TYPE: Torpedo bomber, minelaying, reconnaissance, air-sea rescue aircraft
ACCOMMODATION: Crew of four
POWER PLANT: Two BMW VI 6.0 liquid-cooled engines, rated at 660 hp each
PERFORMANCE: 137 mph at sea level
COMMENT: The Heinkel He 59 was a German biplane designed in 1930 resulting from a requirement for a torpedo bomber and reconnaissance aircraft able to operate with equal facility on wheeled landing gear or twin-floats.
In 1930, the Heinkel Aircraft Company began developing an aircraft for the Reichsmarine, precursor of the Kriegsmarine. To conceal the true military intentions, the aircraft was officially a civil aircraft. The Heinkel He 59B landplane prototype was the first to fly, an event that took place in September 1931, but it was the He 59A floatplane prototype that paved the way for the He 59B initial production model, of which 142 were delivered in three variants. The Heinkel He 59 was a pleasant aircraft to fly; deficiencies noted were the weak engine, the limited range, the small load capability and insufficient armament.
The keels of the floats were used as fuel tanks – each one holding 900 l of fuel. Together with the internal fuel tank, the aircraft could hold a total of 2,700 l of fuel. Two fuel tanks could also be placed in the bomb bay, bringing the total fuel capacity up to 3,200 l. The propeller was fixed-pitch with four blades.

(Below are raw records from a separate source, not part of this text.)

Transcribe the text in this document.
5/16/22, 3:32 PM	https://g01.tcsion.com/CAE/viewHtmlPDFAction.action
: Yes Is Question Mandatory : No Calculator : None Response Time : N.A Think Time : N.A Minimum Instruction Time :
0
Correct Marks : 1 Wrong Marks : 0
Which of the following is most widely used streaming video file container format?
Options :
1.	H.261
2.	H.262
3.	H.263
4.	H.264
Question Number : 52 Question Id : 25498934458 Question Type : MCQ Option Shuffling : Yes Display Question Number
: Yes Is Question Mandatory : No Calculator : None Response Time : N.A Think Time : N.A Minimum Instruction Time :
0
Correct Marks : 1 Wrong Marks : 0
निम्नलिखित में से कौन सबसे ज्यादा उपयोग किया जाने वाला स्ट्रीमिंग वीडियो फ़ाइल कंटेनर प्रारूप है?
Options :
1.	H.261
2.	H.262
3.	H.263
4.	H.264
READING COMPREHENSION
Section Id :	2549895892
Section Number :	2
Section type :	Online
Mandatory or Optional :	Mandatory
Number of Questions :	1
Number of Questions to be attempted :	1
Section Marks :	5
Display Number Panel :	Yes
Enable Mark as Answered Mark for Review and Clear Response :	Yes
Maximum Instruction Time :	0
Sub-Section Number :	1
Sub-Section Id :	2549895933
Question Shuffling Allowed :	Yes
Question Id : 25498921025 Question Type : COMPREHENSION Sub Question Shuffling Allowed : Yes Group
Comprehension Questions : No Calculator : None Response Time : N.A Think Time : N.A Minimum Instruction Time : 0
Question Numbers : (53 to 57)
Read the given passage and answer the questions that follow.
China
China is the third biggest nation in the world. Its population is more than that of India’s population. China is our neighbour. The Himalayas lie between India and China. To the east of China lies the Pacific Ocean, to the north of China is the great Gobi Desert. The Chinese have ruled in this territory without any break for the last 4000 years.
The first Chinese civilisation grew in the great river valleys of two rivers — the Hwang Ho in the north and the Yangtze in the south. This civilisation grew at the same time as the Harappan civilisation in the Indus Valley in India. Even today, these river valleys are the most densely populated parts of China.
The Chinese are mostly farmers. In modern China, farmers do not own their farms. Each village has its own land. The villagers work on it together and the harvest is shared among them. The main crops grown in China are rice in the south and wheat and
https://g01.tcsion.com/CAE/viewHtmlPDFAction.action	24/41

During the first months of WW II, the He 59 was used as a torpedo- and minelaying aircraft. Between 1940 and 1941 the aircraft was used as a reconnaissance aircraft and in 1941-42 as a transport, air-sea rescue, and training aircraft. In total 142 aircraft were built in various subtypes. The trainer and air-sea rescue version was designated Heinkel He 59D-1. The trainer models survived slightly longer in service than operational models, but all had been retired or destroyed by 1944 (Ref.: 24).